Dans la nuit du 1er mars dernier, la médiathèque Champollion de Dijon est partie en fumée. Un nouvel incendie criminel qui illustre la stratégie délibérée des délinquants, au bras idéologiquement armé, de saccager des lieux de culture situés dans les quartiers dits « sensibles » de nos banlieues. Des enclaves dont ces réseaux, mi-mafieux mi-religieux, souhaitent visiblement qu’elles le restent, coupant les habitants de ce qui fait le substrat de notre pays, notre ciment national. Un séparatisme culturel qui devrait nous sauter aux yeux et qui, pourtant, ne révolte pas grand monde.
Aujourd’hui, il ne reste plus rien de ce bâtiment public construit grâce à l’argent de l’État français dans le quartier des Grésilles. Un lieu où petits et grands pouvaient venir lire Murakami, le dernier Jean-Christophe Grangé, feuilleter un dictionnaire, un manga ou apprendre Victor Hugo.
« La rage mise à détruire un livre en dit long sur la faiblesse de celui qui s’y adonne »
Le 19 février, c’est la bibliothèque Chantal-Mauduit de Grenoble, flambant neuve si j’ose dire – elle venait de rouvrir ses portes –, qui a été réduite en cendres après une attaque à la voiture-bélier. Là encore un quartier ravagé par la violence, les trafics de drogue et les règlements de comptes. Je continue la liste ? Prenons les bibliothèques ou médiathèques ravagées lors des émeutes de l’été 2023 : Rillieux-laPape, Montauban, Neuilly-sur-Marne, Nogent-surOise, Lille, Metz.
J’arrête, la liste est trop longue, elle me fait mal au cœur. Du plus loin que je me souvienne, la compagnie des livres, la quiétude des bibliothèques, l’éblouissement en découvrant un auteur et une œuvre ont toujours été pour moi des moments sacrés, hors du temps. Un refuge loin du tumulte du quotidien, où chacun peut s’échapper de son destin individuel.
Un coup d’œil à l’histoire me confirme que les destructions de livres ont toujours eu lieu. À chaque fois, elles ont été l’apanage de religions, de régimes autoritaires ou d’empires voulant faire table rase de ce qui les avait précédés. D’Antioche à Constantinople, de l’Inquisition à la Révolution, de Berlin et ses centaines de milliers d’autodafés perpétrés par les nazis en passant par Sarajevo, à chaque fois le même déchaînement de violence mis au service d’un fanatisme idéologique visant à éradiquer la mémoire et le savoir. « Là où l’on brûle des livres, on finit par brûler des hommes », disait en 1853 le poète juif allemand Heinrich Heine.
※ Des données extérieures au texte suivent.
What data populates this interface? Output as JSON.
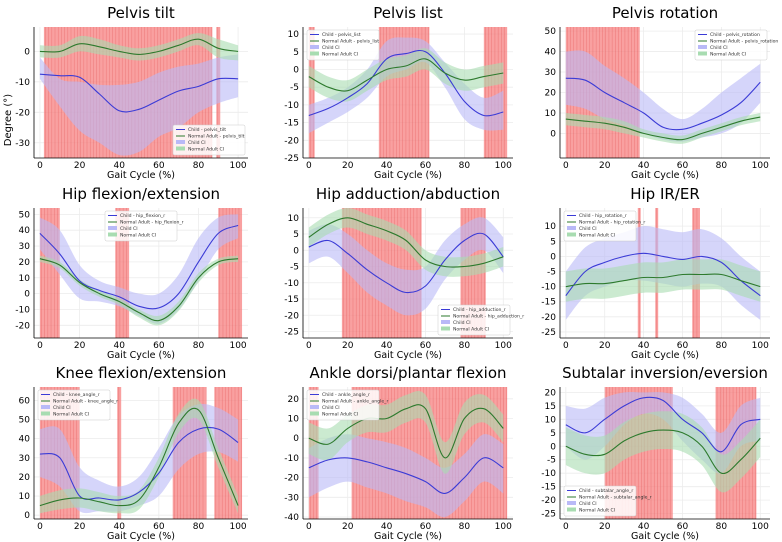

La rage mise à détruire un livre en dit long sur la faiblesse de celui qui s’y adonne. Elle préfigure toujours la violence qui déferle.
La suite après cette publicité
Peut-on tuer les idées ? Non bien sûr. Mais on peut les ralentir en tentant d’empêcher le plus grand nombre, le peuple, d’y accéder. Les talibans ont détruit les bouddhas de Bâmiyân au motif qu’ils représentaient un blasphème pour l’islam. Ils ont depuis interdit aux jeunes femmes l’accès à l’enseignement secondaire et à l’université : résultat, 80 % des petites Afghanes sont déscolarisées.
Nous n’en sommes pas là mais le danger est bien présent. Ne vous y trompez pas, la destruction des lieux de culture est un geste de vainqueur, un geste de conquérant qui vise notre identité collective afin de briser ce qui nous lie. Là encore, nous sommes en pleine guerre de civilisation.